Plan a week’s worth of dinners at a time
All of a sudden it’s four o’clock and you have no idea what’s for dinner. Sound familiar? You’re in good company: Research has shown that the majority of people don’t know what they’re having either. And lack of planning is probably what leads you to the drive-through or has you dialing for takeout. Both options can sabotage your health (and budget). A better idea is to keep a few go-to dinner recipes‚ ideally ones that your spouse or teenager can prepare‚ in a kitchen folder, and keep the key ingredients for them on hand in the pantry and freezer. Think one-pot meals like chicken stir-fry, pork chops with cabbage, or pasta with white beans and spinach.

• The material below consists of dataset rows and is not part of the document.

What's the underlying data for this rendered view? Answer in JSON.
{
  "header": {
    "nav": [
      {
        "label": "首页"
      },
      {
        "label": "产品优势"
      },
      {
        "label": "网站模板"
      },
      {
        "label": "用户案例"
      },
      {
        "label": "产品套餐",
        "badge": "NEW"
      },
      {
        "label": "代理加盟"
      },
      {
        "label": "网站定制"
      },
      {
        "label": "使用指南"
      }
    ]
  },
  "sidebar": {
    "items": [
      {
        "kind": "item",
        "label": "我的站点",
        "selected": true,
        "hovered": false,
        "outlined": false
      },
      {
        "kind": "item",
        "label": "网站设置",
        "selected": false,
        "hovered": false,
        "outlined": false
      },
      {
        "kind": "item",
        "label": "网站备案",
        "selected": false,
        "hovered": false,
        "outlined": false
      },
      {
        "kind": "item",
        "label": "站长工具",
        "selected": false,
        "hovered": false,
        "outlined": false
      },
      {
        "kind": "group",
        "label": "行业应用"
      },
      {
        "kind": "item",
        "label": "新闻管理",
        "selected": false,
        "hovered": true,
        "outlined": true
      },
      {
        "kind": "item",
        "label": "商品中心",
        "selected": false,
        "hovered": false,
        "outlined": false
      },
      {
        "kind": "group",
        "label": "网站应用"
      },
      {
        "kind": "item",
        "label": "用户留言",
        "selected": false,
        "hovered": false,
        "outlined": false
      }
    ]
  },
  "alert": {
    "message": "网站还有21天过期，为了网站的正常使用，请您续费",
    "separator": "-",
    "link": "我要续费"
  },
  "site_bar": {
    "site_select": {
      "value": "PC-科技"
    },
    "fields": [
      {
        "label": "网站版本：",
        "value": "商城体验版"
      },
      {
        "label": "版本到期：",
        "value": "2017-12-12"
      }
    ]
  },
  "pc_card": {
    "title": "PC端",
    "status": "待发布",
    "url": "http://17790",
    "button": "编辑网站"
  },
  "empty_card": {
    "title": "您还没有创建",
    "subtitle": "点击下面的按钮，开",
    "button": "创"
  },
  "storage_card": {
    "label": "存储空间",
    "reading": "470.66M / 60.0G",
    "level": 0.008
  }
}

Another time-saver: Sit down on Saturday or Sunday and plan out your dinners for the week. Make a list of all the ingredients you’ll need for each one, and vóilla, that’s your shopping list. “If you have a list, you won’t wander the aisles aimlessly,” says Duncan. You can also take meal planning to a new level and devote two hours on a weekend afternoon to preparing several meals you’ll eat later in the week. “You’ll be shocked at how much time you’ll free up and how much less stress you’ll feel at dinnertime come mid-week,” says Duncan, who adopted the “cook ahead” tip from her mother.